Two, the fact that Occupy Wall Street and Tea Party levels of popularity are roughly equal has nothing to do with how the two groups have behaved. Although the Tea Party rallies probably drew larger participation, the Anti-Wall Street demonstrators have been much more riotous. While the former made speeches and then went home, the latter took over entire parks and public squares in major and middle-sized cities and then camped out for months. They hectored passers by, made lots of noise and littered streets with debris. In Philadelphia and New York there were reports of violence and even rapes in Anti-Wall Street occupied areas; and in Oakland there was a standoff between demonstrators, who refused to vacate the downtown area, and the police.

This confrontation occurred in what may the most leftist city in the US. There is also an unsettling vagueness in what the demonstrators are calling for, beyond government control of corporations and free college education for everyone who wants to attend universities. Yet roughly the same percentage of Americans approves of this group as do those who identify with the less radical, more mainstream Tea Party.

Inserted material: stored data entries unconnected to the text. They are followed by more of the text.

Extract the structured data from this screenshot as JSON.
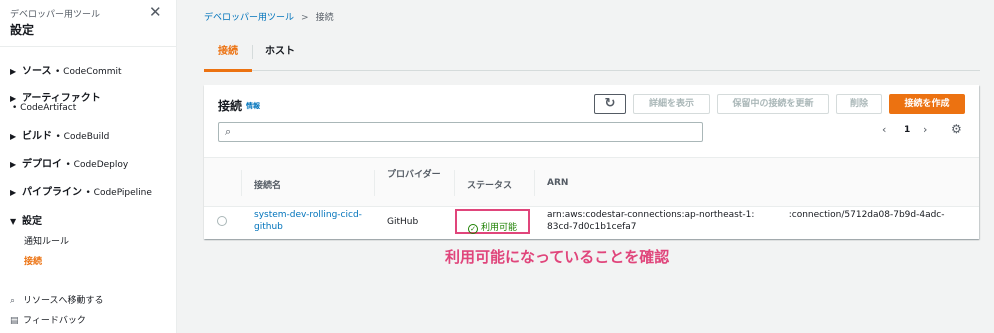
{
  "sidebar": {
    "subtitle": "デベロッパー用ツール",
    "title": "設定",
    "sections": [
      {
        "label": "ソース",
        "service": "• CodeCommit"
      },
      {
        "label": "アーティファクト",
        "service": "• CodeArtifact"
      },
      {
        "label": "ビルド",
        "service": "• CodeBuild"
      },
      {
        "label": "デプロイ",
        "service": "• CodeDeploy"
      },
      {
        "label": "パイプライン",
        "service": "• CodePipeline"
      },
      {
        "label": "設定",
        "service": ""
      }
    ],
    "settings_links": [
      "通知ルール",
      "接続"
    ],
    "footer": [
      "リソースへ移動する",
      "フィードバック"
    ]
  },
  "breadcrumb": {
    "root": "デベロッパー用ツール",
    "current": "接続"
  },
  "tabs": [
    "接続",
    "ホスト"
  ],
  "panel": {
    "title": "接続",
    "info": "情報",
    "buttons": {
      "details": "詳細を表示",
      "update": "保留中の接続を更新",
      "delete": "削除",
      "create": "接続を作成"
    },
    "page": "1",
    "columns": {
      "name": "接続名",
      "provider": "プロバイダー",
      "status": "ステータス",
      "arn": "ARN"
    },
    "rows": [
      {
        "name": "system-dev-rolling-cicd-github",
        "provider": "GitHub",
        "status": "利用可能",
        "arn": "arn:aws:codestar-connections:ap-northeast-1:            :connection/5712da08-7b9d-4adc-\n83cd-7d0c1b1cefa7"
      }
    ]
  },
  "annotation": "利用可能になっていることを確認",
  "colors": {
    "accent": "#ec7211",
    "link": "#0073bb",
    "success": "#1d8102",
    "highlight": "#e0457b"
  }
}
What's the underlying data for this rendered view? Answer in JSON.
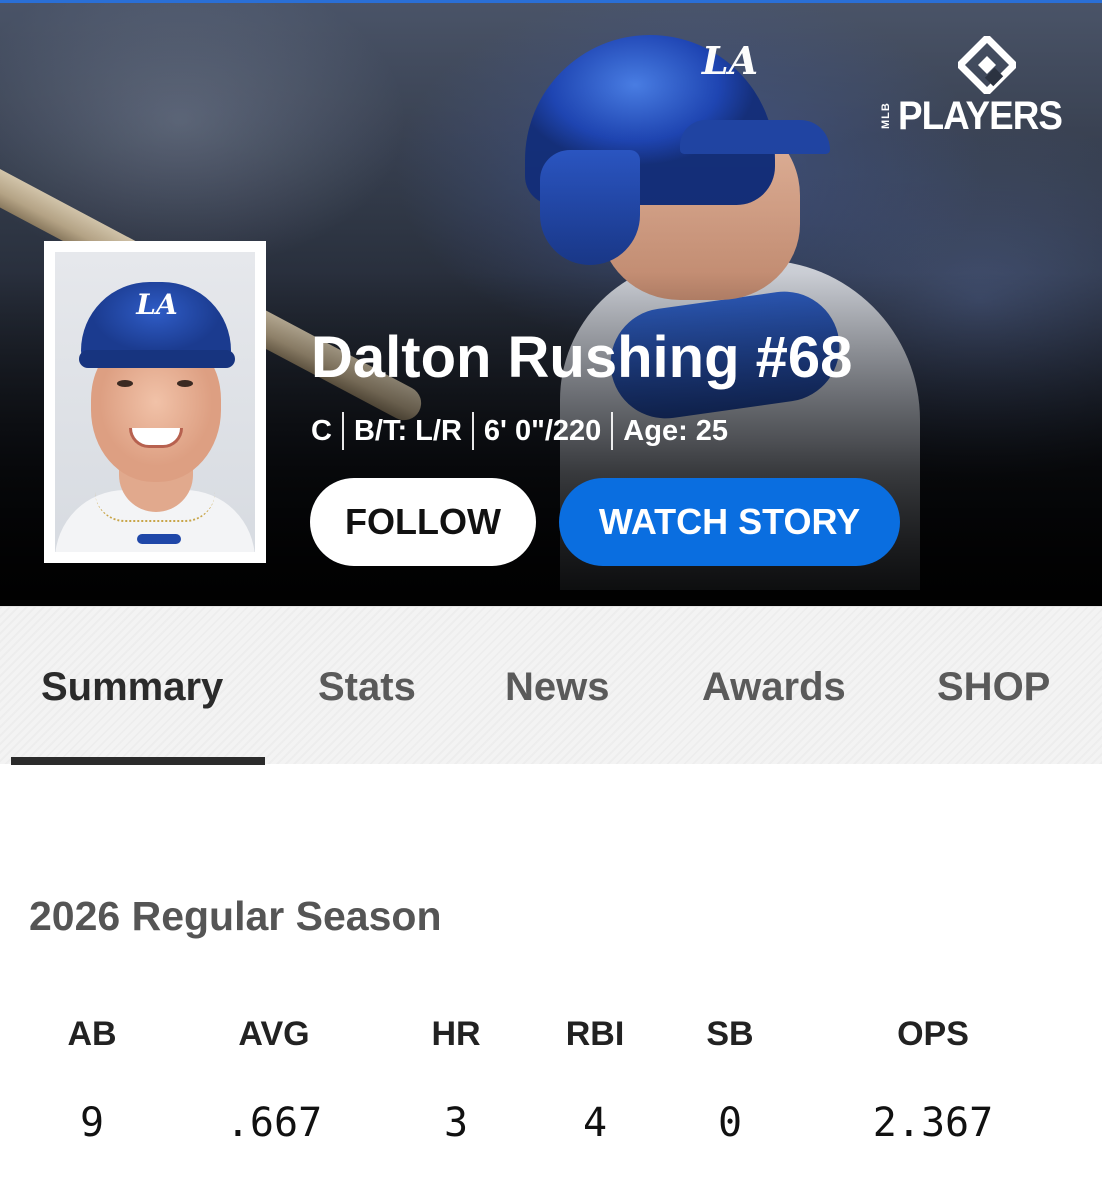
{
  "brand": {
    "small_text": "MLB",
    "name": "PLAYERS"
  },
  "hero": {
    "helmet_logo": "LA",
    "cap_logo": "LA"
  },
  "player": {
    "name_line": "Dalton Rushing #68",
    "position": "C",
    "bats_throws": "B/T: L/R",
    "height_weight": "6' 0\"/220",
    "age": "Age: 25"
  },
  "actions": {
    "follow_label": "FOLLOW",
    "watch_label": "WATCH STORY"
  },
  "tabs": [
    {
      "label": "Summary",
      "active": true
    },
    {
      "label": "Stats",
      "active": false
    },
    {
      "label": "News",
      "active": false
    },
    {
      "label": "Awards",
      "active": false
    },
    {
      "label": "SHOP",
      "active": false
    }
  ],
  "season": {
    "title": "2026 Regular Season",
    "stats": [
      {
        "label": "AB",
        "value": "9"
      },
      {
        "label": "AVG",
        "value": ".667"
      },
      {
        "label": "HR",
        "value": "3"
      },
      {
        "label": "RBI",
        "value": "4"
      },
      {
        "label": "SB",
        "value": "0"
      },
      {
        "label": "OPS",
        "value": "2.367"
      }
    ]
  },
  "colors": {
    "accent_blue": "#0a6ee0",
    "tab_active": "#2b2b2b",
    "tab_inactive": "#5a5a5a",
    "season_title": "#555555"
  }
}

The reason seems apparent. While the Tea Party stands for the GOP with budget-reductions, at least while the Democrats are in power, the Occupy movement represents cataclysmic change. It is the American precursor of what is happening in France, Greece, and elsewhere in Europe, where the public sector dominates political life. In France a fake conservative administration is about to fall to a Socialist one that promises to subsidize more teachers and expand public sector employment– and will pay for these extravagance by soaking the rich. In Greece the situation is even worse. EU subsidies there were lavished on increased public employments and added pensions; then riots occurred when the EU asked for repayment on its loans. In the US, we are assured by the media, President Obama is trying his best to shake down the rich, but he may not be doing enough to please millions of Americans. Like the Occupy Wall Street demonstrators, they want to end “economic inequality” by confiscating wealth and then having the government redistribute it to them.

Bread and the games will indeed be supplied but not much more can be taken from the rich, without drying up our investment sources. And Obama will not pay for the goodies that the public wants by creating real jobs. Like his Republican predecessor he will finance our appetites by convincing the Chinese to buy up our debts. This has been going on for years, and heaven save us if the Chinese ask for the money back. (Out of our national debt of $15.7 trillion, the Chinese are holding $2 trillion.)

It seems likely the power of public sector unions will continue to grow; and if this interest remains linked to other protests, for example, demanding amnesty for illegal immigrants, the Occupy movement will be only the rough beginning of what awaits us. By comparison the Tea Party demonstrators are weak tea indeed. They have all the extremism of senior citizens attending a church social gathering.